The commission, which removed Spanish cucumbers from its food alert system for the 27-nation EU, also said the outbreak “is restricted to a limited geographical area — it is affecting primarily the northern part of Germany.”
On June 22, Russia’s authorities and representatives from the European Union signed an agreement to resume vegetables import from Europe. The agreement binds European vegetable exporters to present certificates of the origin of their products proving they have no E.coli bacteria that caused an enteric epidemics in Europe.
The Federal Consumer Rights and Human Well Being Service banned the imports of cucumbers and some other vegetables from Germany and Spain on May 31. If the situation does not improve, the imports of such products from Europe will be banned fully, Onishchenko said.

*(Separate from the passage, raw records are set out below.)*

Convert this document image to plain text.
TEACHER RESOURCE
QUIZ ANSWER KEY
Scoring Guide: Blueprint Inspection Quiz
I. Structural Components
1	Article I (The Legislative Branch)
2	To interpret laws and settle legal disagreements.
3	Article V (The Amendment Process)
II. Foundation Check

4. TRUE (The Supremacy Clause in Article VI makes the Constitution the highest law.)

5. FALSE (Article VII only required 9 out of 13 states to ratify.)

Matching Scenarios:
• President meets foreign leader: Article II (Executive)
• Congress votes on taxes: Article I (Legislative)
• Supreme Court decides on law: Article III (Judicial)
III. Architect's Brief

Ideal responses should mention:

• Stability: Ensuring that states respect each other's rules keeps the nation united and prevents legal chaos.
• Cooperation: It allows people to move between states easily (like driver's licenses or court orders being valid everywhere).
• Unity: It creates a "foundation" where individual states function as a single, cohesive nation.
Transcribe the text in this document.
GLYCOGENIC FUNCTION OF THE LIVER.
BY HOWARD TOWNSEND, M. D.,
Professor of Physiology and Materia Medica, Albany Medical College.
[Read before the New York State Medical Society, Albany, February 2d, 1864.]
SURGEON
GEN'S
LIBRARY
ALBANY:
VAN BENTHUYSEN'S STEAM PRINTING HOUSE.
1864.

The first reports of foods infected with coliform bacteria came from Germany on April 25. Onishchenko said he was surprised why the situation had not been taken under control until now. “Being an epidemiologist, I cannot understand why people fall ill in northern Germany and not in Spain. I also wonder why German epidemiological services have not resolved the problem over the past month.”
Onishchenko lauded the Russian position at the negotiations on the accession to the World Trade Organization (WTO), which defends the domestic norms of the content of antibiotics in meat products. “You [Europe] have the antibiotics norm of 0.3, while our norm is 0.01,” he said. The high content of antibiotics in European meat is the cause of the high resistance of coliform bacteria, which might have triggered the infection outbreak in Europe,” he said.